For the 'unrated' websites I have a policy with action 'warning', so in your browser you'll get a portal of the FortiGate and you can click continue after you got the warning the site was blocked. This portal uses a self-singed certificate. The WhatsApp application obviously cannot understand this portal.

As an workaround you can add them manually, using the Web Rating Overrides and add the IP's WhatsApp is using as URL's. The ranges I've seen so far are:

inetnum: 169.55.235.160-169.55.235.191 inetnum: 169.54.222.128-169.54.222.159

 

I also asked FortiGuard to add the WhatsApp ranged to a category instead of unreated. Unfortunatally they only at one IP at the time I use the update URL catecory on http://www.fortiguard.com/static/webfiltering.html

Engineer

any solution for this, i have a the same problem in Whatsapp pictures are not downloaded when enabling SSL..even the fortinet certificate is installed on the mobile.

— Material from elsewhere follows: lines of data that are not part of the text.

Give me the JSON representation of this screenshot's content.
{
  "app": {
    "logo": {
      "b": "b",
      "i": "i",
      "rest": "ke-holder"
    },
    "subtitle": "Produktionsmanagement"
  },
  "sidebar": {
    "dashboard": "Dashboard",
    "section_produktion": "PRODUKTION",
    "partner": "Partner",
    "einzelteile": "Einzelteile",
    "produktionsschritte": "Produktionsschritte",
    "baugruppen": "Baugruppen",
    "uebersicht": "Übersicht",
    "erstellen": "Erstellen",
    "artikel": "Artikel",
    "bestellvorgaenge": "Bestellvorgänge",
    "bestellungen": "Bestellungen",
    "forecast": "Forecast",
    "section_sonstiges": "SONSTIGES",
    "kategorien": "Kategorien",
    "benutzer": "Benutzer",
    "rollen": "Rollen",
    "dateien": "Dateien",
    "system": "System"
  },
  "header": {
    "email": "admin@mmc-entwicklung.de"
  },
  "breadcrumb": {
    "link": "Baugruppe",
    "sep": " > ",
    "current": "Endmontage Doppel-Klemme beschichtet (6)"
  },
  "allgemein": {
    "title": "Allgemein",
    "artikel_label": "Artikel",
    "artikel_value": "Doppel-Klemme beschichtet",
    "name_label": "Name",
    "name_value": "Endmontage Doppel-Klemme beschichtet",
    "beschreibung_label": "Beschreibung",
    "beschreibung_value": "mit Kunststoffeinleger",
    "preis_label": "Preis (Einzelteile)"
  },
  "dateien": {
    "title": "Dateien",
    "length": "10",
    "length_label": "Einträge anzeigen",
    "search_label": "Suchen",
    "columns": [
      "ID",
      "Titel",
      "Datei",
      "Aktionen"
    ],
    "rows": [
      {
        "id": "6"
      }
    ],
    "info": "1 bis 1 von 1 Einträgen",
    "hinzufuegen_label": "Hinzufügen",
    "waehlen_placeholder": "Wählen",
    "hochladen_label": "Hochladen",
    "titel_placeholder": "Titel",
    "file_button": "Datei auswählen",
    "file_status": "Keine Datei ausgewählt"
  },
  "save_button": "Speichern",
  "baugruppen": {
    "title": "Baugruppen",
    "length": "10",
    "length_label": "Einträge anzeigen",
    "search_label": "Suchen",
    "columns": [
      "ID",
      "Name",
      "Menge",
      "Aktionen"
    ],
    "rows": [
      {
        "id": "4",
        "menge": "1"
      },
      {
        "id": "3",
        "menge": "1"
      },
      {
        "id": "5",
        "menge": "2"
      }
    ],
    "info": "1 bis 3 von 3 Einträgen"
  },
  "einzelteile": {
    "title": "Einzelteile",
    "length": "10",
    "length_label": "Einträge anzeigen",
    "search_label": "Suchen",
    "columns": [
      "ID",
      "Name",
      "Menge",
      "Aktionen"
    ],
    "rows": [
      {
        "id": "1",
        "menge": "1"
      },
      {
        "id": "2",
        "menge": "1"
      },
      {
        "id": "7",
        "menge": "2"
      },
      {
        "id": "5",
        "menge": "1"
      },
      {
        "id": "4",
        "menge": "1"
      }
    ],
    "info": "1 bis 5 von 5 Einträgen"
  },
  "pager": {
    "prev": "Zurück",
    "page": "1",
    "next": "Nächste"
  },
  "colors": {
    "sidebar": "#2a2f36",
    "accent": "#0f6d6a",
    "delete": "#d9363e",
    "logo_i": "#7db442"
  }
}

but the problem in Whatsapp

NikkiBella

Charrlleess wrote:

Hi,

 

Even after allowing the WhatsApp on the application control, file transfering is not possible. Searching through log files I  could identify that file transfer is being blocked on Webfilter profiles under the categories of Instant Messaging.

 

You could either allow this category or just create a url filter allowing the domain *whatsapp.net on the profile you are using in the policy.

 

That worked for me.

 

Best Regards

look above dude. if u don't read nobody can help u.

arturoleala

Try to add whatsapp.net as a FQDN on the ssl inspection certificate profile, it works for me.